Let me give more detail into my work.

- So I parameterized the equation y=x^2+z^2

x = s
y = s^2 + t^2
z = t

- I then get r(t,s) = [s, s^2 + t^2, t]

- I then take the partial derivative with respect to both variables
∂r/∂s = [1, 2s, 0] and ∂r/∂t = [0, 2t, 1]

- I then take the cross product of these to get,

[2s, -1, 2t]

- Now this cross product is oriented away from the y-axis at all times, unless t and s are 0 I suppose...

- I then use this formula ∫∫F[r(t,s)]dotted[∂r/∂s x ∂r/∂t]dtds

- ∫∫ [s+t, 1, t]dotted[2s,-1,2t]dtds

-Which equals

∫∫(2t^2+2ts+2s^2-1)dtds

-I use the limits of 1/sqrt(2) ≤ s ≤ 1/sqrt(8) and 1/sqrt(2) ≤ s ≤ 1/sqrt(8) because these translate to match up with my parametrized equations and the limitation that 1/4 ≤ y≤ 1

 

[LCKurtz]

Ignore that post I just did if you saw it.
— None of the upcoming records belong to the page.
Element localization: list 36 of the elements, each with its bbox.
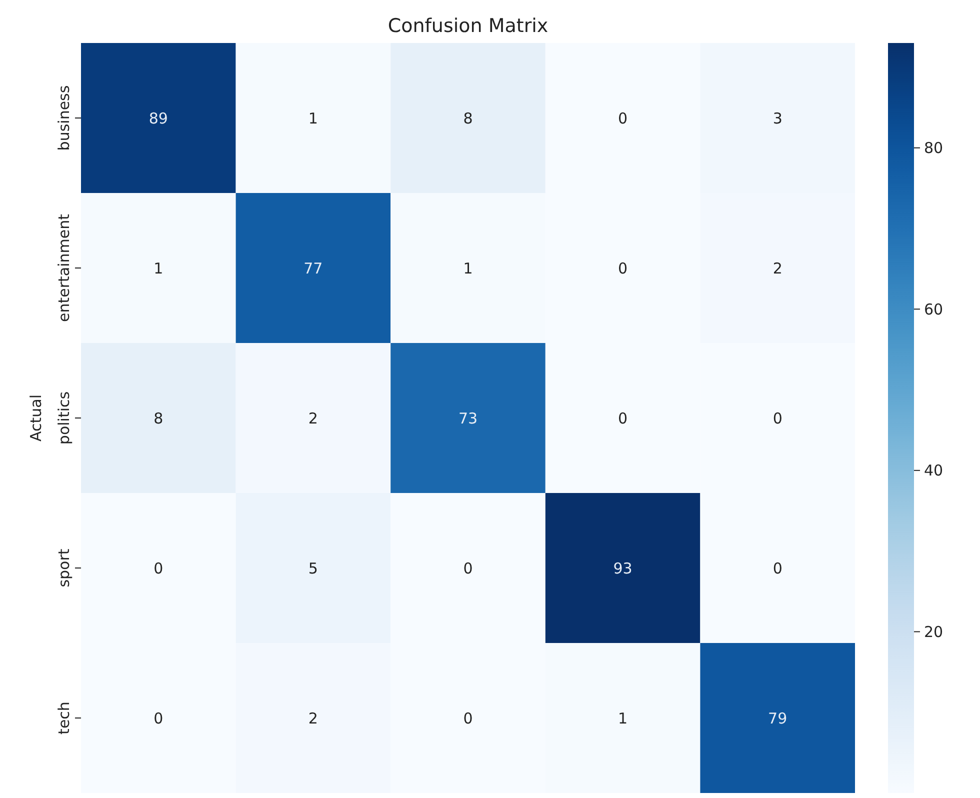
y-tick-label: entertainment [55, 214, 73, 322]
data-label: 73 [458, 409, 478, 428]
data-label: 0 [463, 709, 473, 728]
data-label: 0 [618, 109, 628, 128]
color-bar-label: 20 [924, 622, 944, 641]
data-label: 0 [772, 559, 782, 578]
data-label: 1 [618, 709, 628, 728]
y-tick-label: business [55, 85, 73, 151]
y-tick-label: politics [55, 391, 73, 445]
y-tick-label: tech [55, 702, 73, 734]
chart-title: Confusion Matrix [388, 15, 548, 37]
color-bar-label: 60 [924, 300, 944, 318]
y-axis-title: Actual [27, 394, 45, 442]
data-label: 8 [463, 109, 473, 128]
data-label: 79 [768, 709, 788, 728]
data-label: 3 [772, 109, 782, 128]
data-label: 89 [148, 109, 168, 128]
data-label: 5 [308, 559, 318, 578]
data-label: 2 [772, 259, 782, 278]
data-label: 0 [772, 409, 782, 428]
data-label: 0 [463, 559, 473, 578]
data-label: 2 [308, 709, 318, 728]
data-label: 1 [463, 259, 473, 278]
data-label: 8 [154, 409, 164, 428]
data-label: 93 [613, 559, 632, 578]
color-bar-label: 40 [924, 462, 944, 480]
data-label: 1 [308, 109, 318, 128]
data-label: 0 [154, 559, 164, 578]
data-label: 0 [618, 259, 628, 278]
data-label: 0 [618, 409, 628, 428]
color-bar-label: 80 [924, 139, 944, 158]
data-label: 2 [308, 409, 318, 428]
y-tick-label: sport [55, 548, 73, 588]
data-label: 77 [304, 259, 323, 278]
data-label: 1 [154, 259, 164, 278]
data-label: 0 [154, 709, 164, 728]
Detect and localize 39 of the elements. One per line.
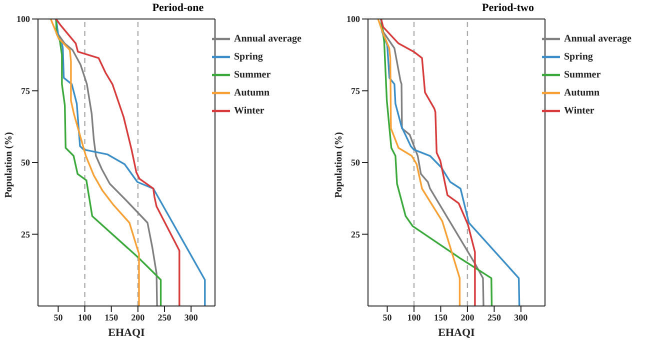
x-tick-label: 150 [434,312,448,322]
chart-title: Period-two [482,2,534,14]
x-axis-title: EHAQI [438,327,475,339]
y-tick-label: 25 [21,229,30,240]
x-tick-label: 50 [382,312,392,322]
x-tick-label: 100 [78,312,92,322]
legend-label: Summer [564,69,601,80]
x-tick-label: 250 [158,312,172,322]
x-tick-label: 150 [104,312,119,322]
y-tick-label: 75 [21,86,30,96]
x-tick-label: 100 [407,312,422,322]
x-tick-label: 50 [54,312,64,322]
legend-label: Annual average [234,33,302,44]
legend-label: Winter [564,105,594,116]
x-axis-title: EHAQI [108,327,145,339]
y-axis-title: Population (%) [333,132,344,198]
y-axis-title: Population (%) [3,132,14,198]
line-series [55,19,206,306]
chart-title: Period-one [152,2,204,14]
y-tick-label: 50 [21,158,30,168]
y-tick-label: 75 [351,86,360,96]
x-tick-label: 250 [487,312,502,322]
y-tick-label: 100 [16,14,30,24]
y-tick-label: 100 [346,14,360,24]
legend-label: Spring [564,51,593,62]
legend-label: Winter [234,105,264,116]
legend-label: Summer [234,69,271,80]
line-series [377,19,461,306]
line-series [50,19,140,306]
legend-label: Autumn [234,87,270,98]
x-tick-label: 200 [460,312,475,322]
x-tick-label: 300 [184,312,198,322]
y-tick-label: 25 [351,229,360,240]
legend-label: Annual average [564,33,632,44]
legend-label: Spring [234,51,263,62]
legend-label: Autumn [564,87,600,98]
x-tick-label: 300 [514,312,528,322]
x-tick-label: 200 [131,312,146,322]
y-tick-label: 50 [351,158,360,168]
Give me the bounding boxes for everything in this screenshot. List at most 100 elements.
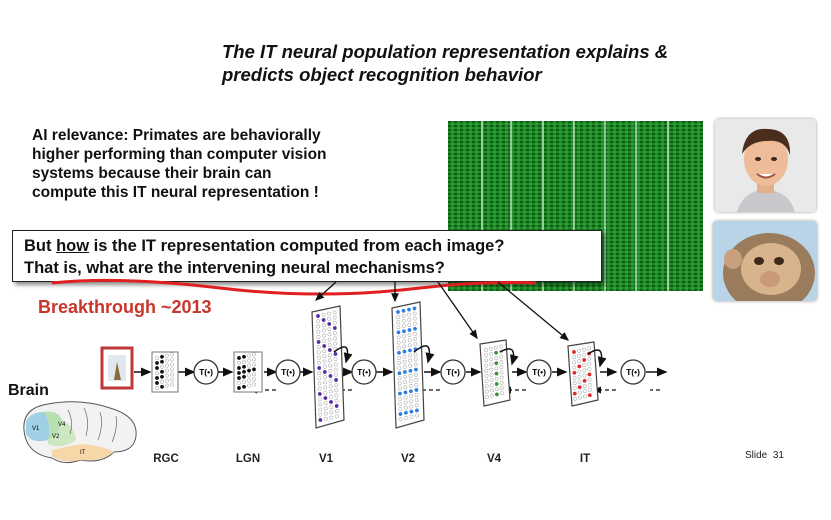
- layer-unit-dot: [582, 394, 587, 399]
- layer-unit-dot: [397, 361, 402, 365]
- layer-unit-dot: [316, 340, 321, 344]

Be back later.

 

[LCKurtz]

∫∫(2t^2+2ts+2s^2-1)dtds

-I use the limits of 1/sqrt(2) ≤ s ≤ 1/sqrt(8) and 1/sqrt(2) ≤ s ≤ 1/sqrt(8) because these translate to match up with my parametrized equations and the limitation that 1/4 ≤ y≤ 1

You are OK to there. But those limits describe a square. You need to change the integral to polar coordinates. Your t and s parameters should describe the region between two circles in the st (same as xz) plane.

 

[tomizzo]

In doing that,

would the ∫∫(2t^2+2ts+2s^2-1)dtds turn into ∫∫((2r^2+2*r*sin(θ)*r*cos(θ)-1)*r)drdθ with boundaries of 1/4≤ r ≤ 1 and 0 ≤ θ ≤ 2pi ?

 

[LCKurtz]

In doing that,

would the ∫∫(2t^2+2ts+2s^2-1)dtds turn into ∫∫((2r^2+2*r*sin(θ)*r*cos(θ)-1)*r)drdθ with boundaries of 1/4≤ r ≤ 1 and 0 ≤ θ ≤ 2pi ?

Those are the limits for $r^2$, not $r$.

 

[tomizzo]

Those are the limits for $r^2$, not $r$.

Ahh, yes I almost messed that on up big time. So it should be 1/2 ≤ r ≤ 1

 

[tomizzo]

Thanks so much LCKurtz, that seemed to be what I was doing wrong and I got the correct answer.